Tout se passe comme si le cas Valérie Yapo, au départ perçu comme une dissidence interne au PDCI-RDA, servait désormais de levier politique pour peser sur Tidjane Thiam.
Derrière les envolées juridiques, les déclarations indignées et les batailles de légitimité, c’est une mécanique plus vaste qui semble à l’œuvre. Et dans laquelle le RHDP — sans jamais apparaître officiellement — paraît tirer quelques ficelles.
Car enfin, Thiam est à l’étranger, certes. Mais son ombre plane sur le jeu politique. Il hante les salons feutrés du pouvoir d’Abidjan, suscite un vif intérêt dans les cercles diplomatiques. Il incarne l’espoir d’une élite technocratique, moderne, post-ethnique. Il est aussi, faut-il le rappeler, sans lien historique ni affectif avec le RDR. D’où une certaine crainte chez ceux qui avaient l’habitude de contrôler le jeu de succession à travers des réseaux établis.
L’inconnu apparaissant comme insaisissable, on le perçoit et traite comme une menace existentielle. Il a donc fallu concevoir et rendre opérationnel tout un mécanisme d’enrayement de sa montée pour le neutraliser. Avant qu’il ne soit trop tard. Le curseur semble avoir été positionné à un niveau tel que la Cour constitutionnelle ne voit même pas la couleur de son dossier. D’où une pression puissante, indirecte mais efficace — du moins jusqu’à présent.
Figure émergente mais encore fragile dans l’échiquier ivoirien.
La stratégie semble habile : exploiter une faille interne du PDCI pour y inoculer une substance toxique. Semer le doute, la division, voire la déconstruction. La démarche judiciaire de Valérie Yapo — isolée mais bruyante — offre une brèche idéale. Elle agit comme une épine dans le pied de Thiam. L’empêchant d’avoir les coudées franches et fragilisant son autorité auprès d’un parti qu’il n’a pas encore totalement domestiqué.
L’affaire prend alors une tournure moins juridique que politique.
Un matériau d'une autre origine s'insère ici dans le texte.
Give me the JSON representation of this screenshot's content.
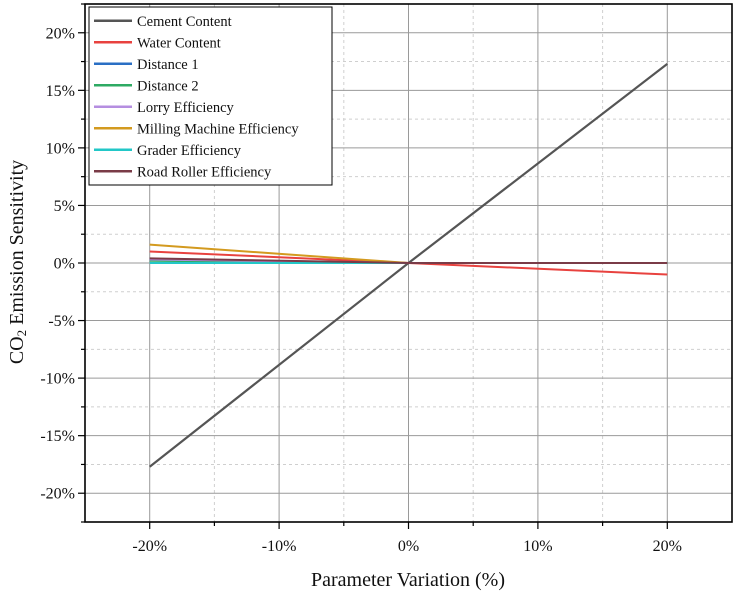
{
  "chart_data": {
    "type": "line",
    "title": "",
    "xlabel": "Parameter Variation (%)",
    "ylabel": {
      "prefix": "CO",
      "subscript": "2",
      "suffix": " Emission Sensitivity"
    },
    "xlim": [
      -25,
      25
    ],
    "ylim": [
      -22.5,
      22.5
    ],
    "x_ticks": [
      -20,
      -10,
      0,
      10,
      20
    ],
    "x_tick_labels": [
      "-20%",
      "-10%",
      "0%",
      "10%",
      "20%"
    ],
    "y_ticks": [
      -20,
      -15,
      -10,
      -5,
      0,
      5,
      10,
      15,
      20
    ],
    "y_tick_labels": [
      "-20%",
      "-15%",
      "-10%",
      "-5%",
      "0%",
      "5%",
      "10%",
      "15%",
      "20%"
    ],
    "grid": true,
    "legend_position": "top-left",
    "x": [
      -20,
      0,
      20
    ],
    "series": [
      {
        "name": "Cement Content",
        "color": "#555555",
        "values": [
          -17.7,
          0,
          17.3
        ]
      },
      {
        "name": "Water Content",
        "color": "#e8423f",
        "values": [
          1.0,
          0,
          -1.0
        ]
      },
      {
        "name": "Distance 1",
        "color": "#2a6fc4",
        "values": [
          0.3,
          0,
          0.0
        ]
      },
      {
        "name": "Distance 2",
        "color": "#2eaa63",
        "values": [
          0.2,
          0,
          0.0
        ]
      },
      {
        "name": "Lorry Efficiency",
        "color": "#b58ee0",
        "values": [
          0.3,
          0,
          0.0
        ]
      },
      {
        "name": "Milling Machine Efficiency",
        "color": "#d39a1f",
        "values": [
          1.6,
          0,
          0.0
        ]
      },
      {
        "name": "Grader Efficiency",
        "color": "#22c7c7",
        "values": [
          0.0,
          0,
          0.0
        ]
      },
      {
        "name": "Road Roller Efficiency",
        "color": "#7a3b47",
        "values": [
          0.4,
          0,
          0.0
        ]
      }
    ]
  }
}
La justice ivoirienne, en s’invitant ostensiblement dans un différend partisan, semble sortir de sa stricte neutralité. Loin d’être une simple affaire de retour aux droits d’un membre exclu, le contentieux devient une mise à l’épreuve de l’autorité de Thiam. Et, plus largement, du PDCI en reconstruction.
Beaucoup évoquent la prophétie d’Houphouët-Boigny, qui aurait vu en Tidjane Thiam un héritier spirituel, un futur président. Ces mots, souvent cités à mi-voix, trouvent aujourd’hui un écho chez les nostalgiques d’un PDCI fort et central. Mais cette vision n’est pas partagée partout. Ni par tous. Certaines forces, internes comme externes, craignent l’avènement d’un pouvoir qui leur échapperait. Pour elles, le PDCI sous Thiam représenterait un recentrage dangereux du jeu politique ivoirien.
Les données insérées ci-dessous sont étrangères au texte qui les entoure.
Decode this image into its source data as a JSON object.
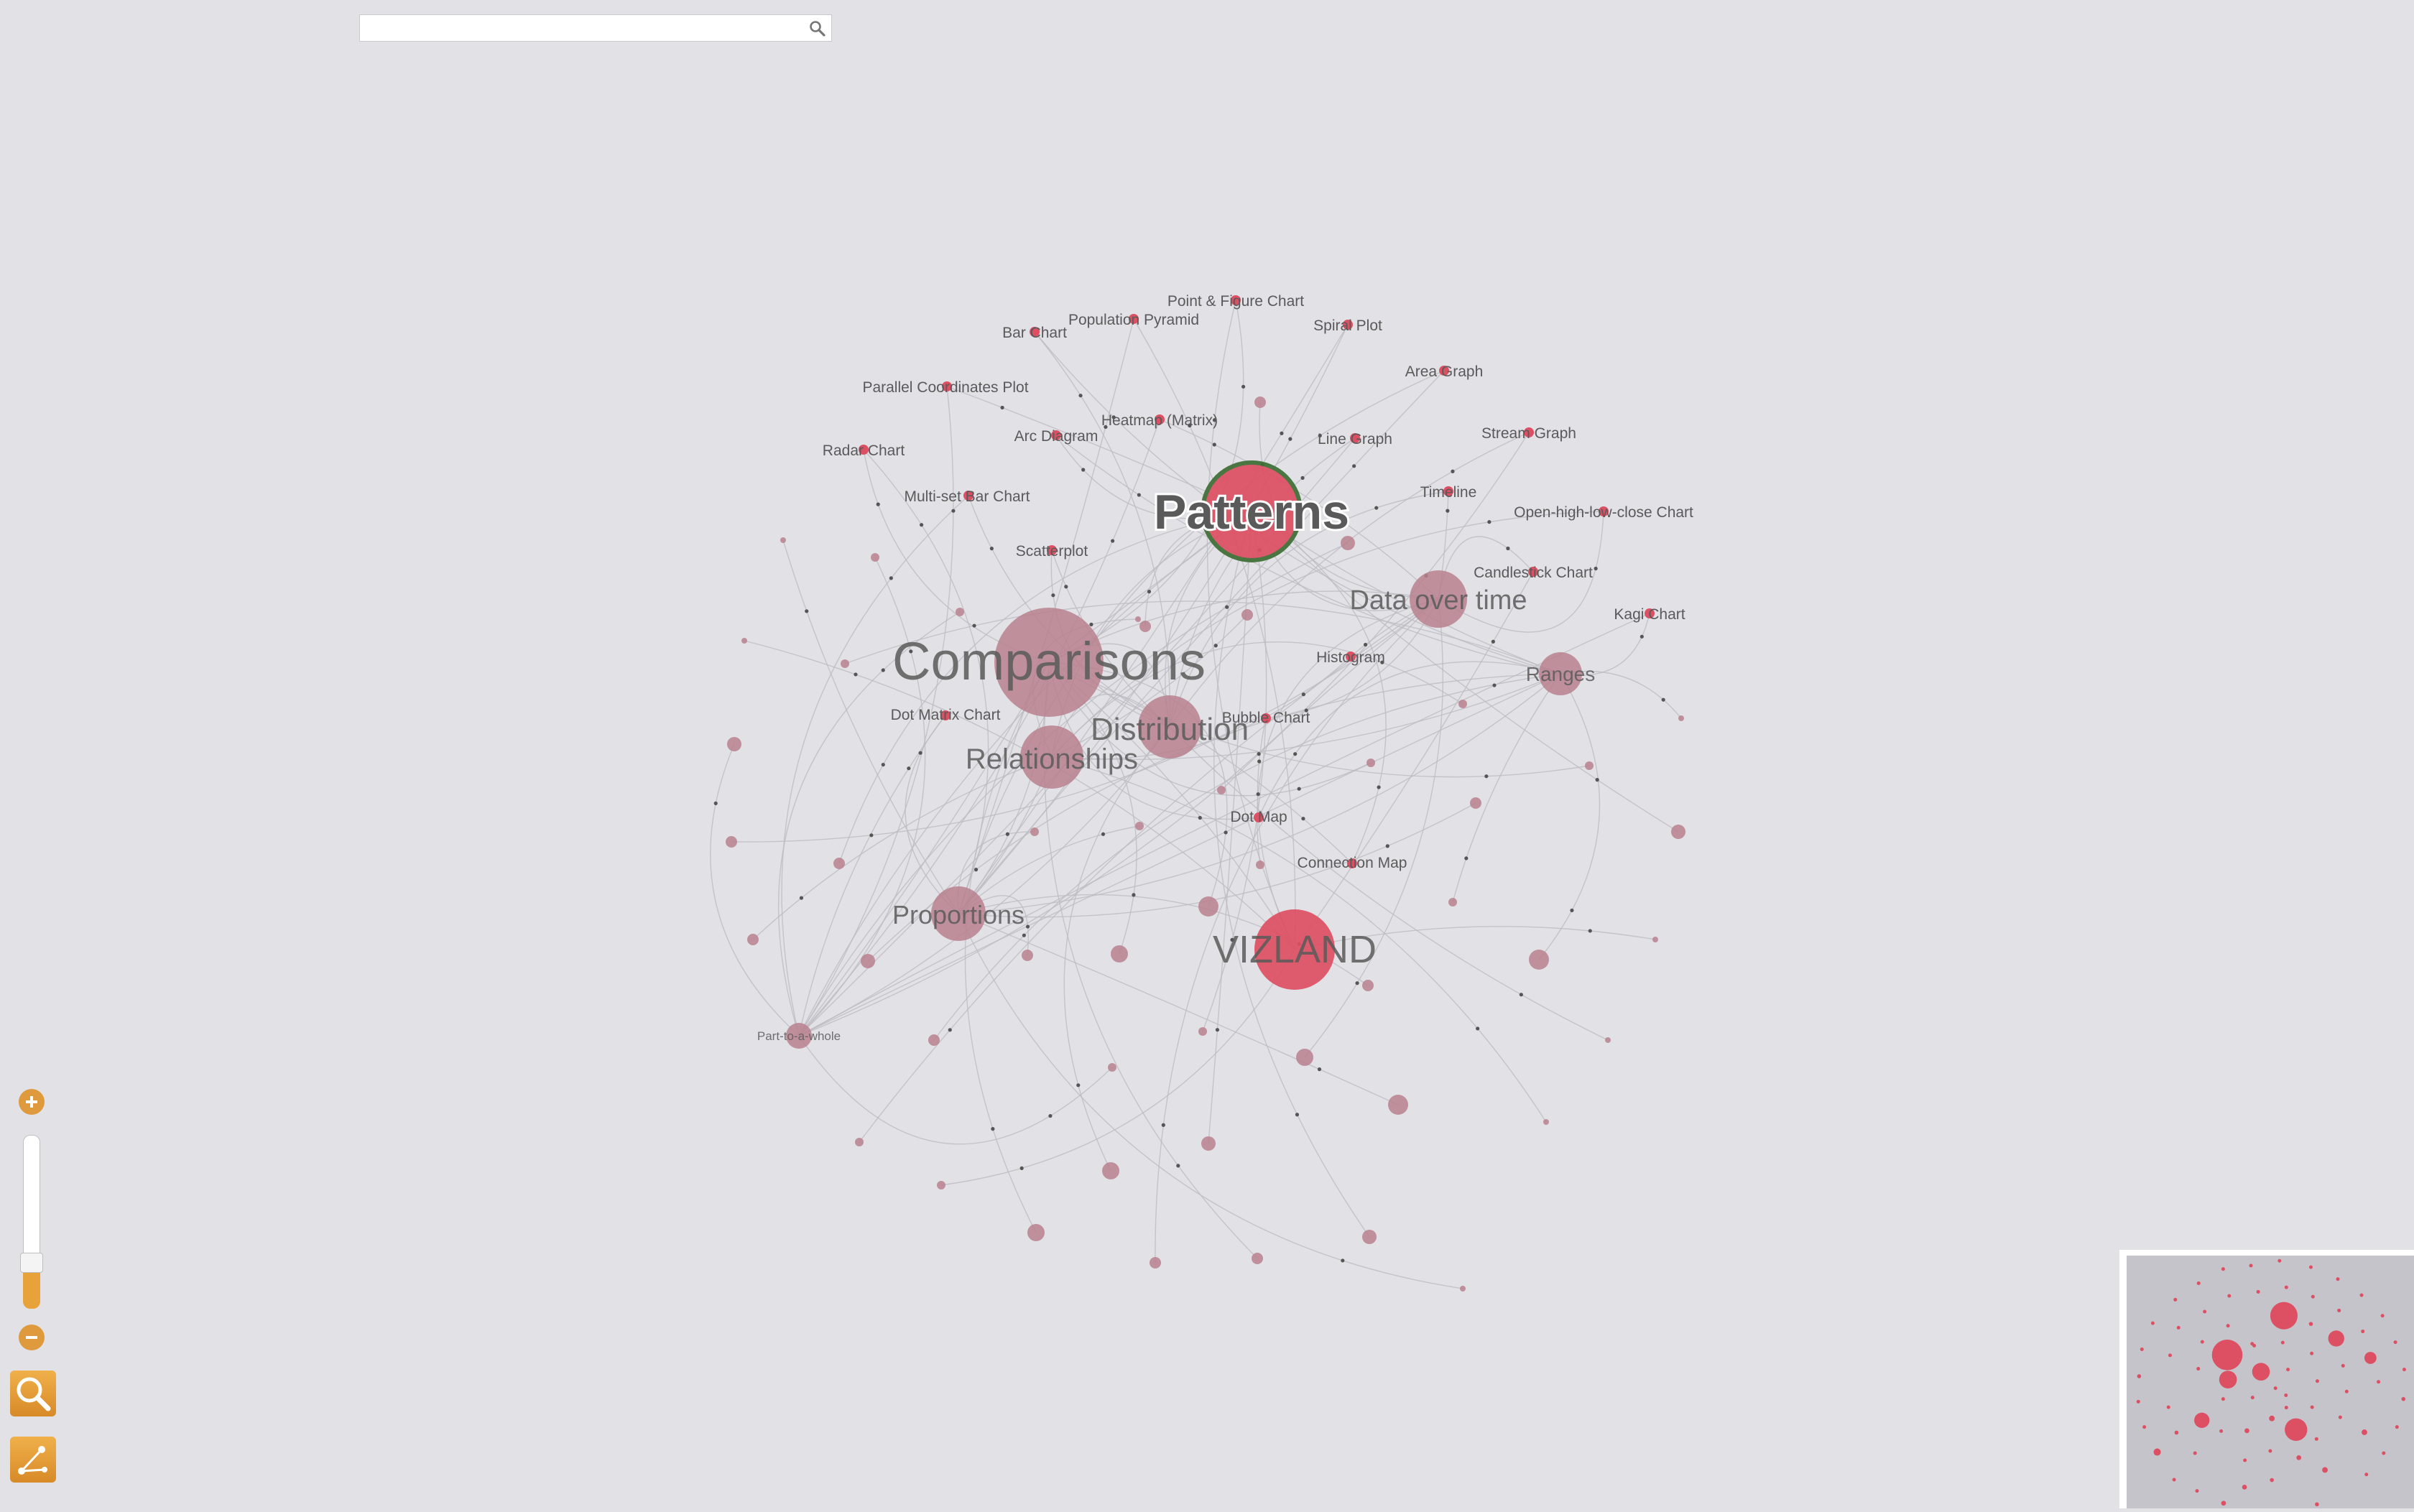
{
  "search": {
    "placeholder": "",
    "value": ""
  },
  "icons": {
    "search": "search-icon",
    "zoom_in": "plus-icon",
    "zoom_out": "minus-icon",
    "tool_search": "magnifier-icon",
    "tool_graph": "graph-icon"
  },
  "colors": {
    "background": "#e1e1e6",
    "hub": "#b9818e",
    "leaf": "#dd4f63",
    "selected_ring": "#3e6e35",
    "edge": "#bcbcc2",
    "accent": "#e09a3e"
  },
  "zoom": {
    "level": 0.25
  },
  "graph": {
    "selected": "Patterns",
    "hubs": [
      {
        "id": "comparisons",
        "label": "Comparisons",
        "size": "huge"
      },
      {
        "id": "patterns",
        "label": "Patterns",
        "size": "large",
        "selected": true
      },
      {
        "id": "vizland",
        "label": "VIZLAND",
        "size": "large"
      },
      {
        "id": "distribution",
        "label": "Distribution",
        "size": "medium"
      },
      {
        "id": "relationships",
        "label": "Relationships",
        "size": "medium"
      },
      {
        "id": "data_over_time",
        "label": "Data over time",
        "size": "medium"
      },
      {
        "id": "proportions",
        "label": "Proportions",
        "size": "medium"
      },
      {
        "id": "ranges",
        "label": "Ranges",
        "size": "small"
      },
      {
        "id": "part_to_whole",
        "label": "Part-to-a-whole",
        "size": "small"
      }
    ],
    "leaves": [
      "Point & Figure Chart",
      "Population Pyramid",
      "Spiral Plot",
      "Bar Chart",
      "Area Graph",
      "Parallel Coordinates Plot",
      "Heatmap (Matrix)",
      "Stream Graph",
      "Arc Diagram",
      "Line Graph",
      "Radar Chart",
      "Timeline",
      "Multi-set Bar Chart",
      "Open-high-low-close Chart",
      "Scatterplot",
      "Candlestick Chart",
      "Kagi Chart",
      "Histogram",
      "Dot Matrix Chart",
      "Bubble Chart",
      "Dot Map",
      "Connection Map"
    ]
  }
}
À qui parle Valérie Yapo ?
Lorsque Valérie Yapo, sa rivale s’adresse « aux militants », à qui parle-t-elle vraiment ? Son message, de moins en moins politique et de plus en plus personnel, n’a reçu de soutien public que de son avocat. Son isolement suggère qu’on instrumentalise son combat. Peut-être n’est-elle plus que le masque grimaçant d’un message plus large, adressé non au PDCI mais à Thiam lui-même. « Tu n’es pas intouchable. »
Il y a fort à parier qu’une nouvelle affaire surgira bientôt : un nouveau prétexte, un nouveau scandale pour alimenter la fragilité apparente de son leadership. Mais cela ne prendra pas, car le public commence à comprendre la mécanique sous-jacente : affaiblir Thiam avant même qu’il ne se renforce.
Dans un pays où la loi s’efface souvent devant la volonté présidentielle, les arbitrages se font à la Présidence. Ni le PPA-CI ni le PDCI ne sont finis, et le RHDP, vigilant, le sait. À l’approche des échéances, les pressions se feront plus fortes. Notamment sur la liste électorale. Aucun parti d’opposition ne peut être écarté sans conséquences. Mais tout peut être organisé pour les déséquilibrer.
Tidjane Thiam, sans base historique dans le RDR ni dette politique envers l’actuel pouvoir, est un homme à surveiller, à tester, à contenir, voire à neutraliser. Et Valérie Yapo, qu’elle le sache ou non, sert ce projet-là. Un combat qu’elle pense mener au nom de principes, mais qui pourrait bien n’être qu’une manœuvre plus vaste, où elle n’est qu’un pion.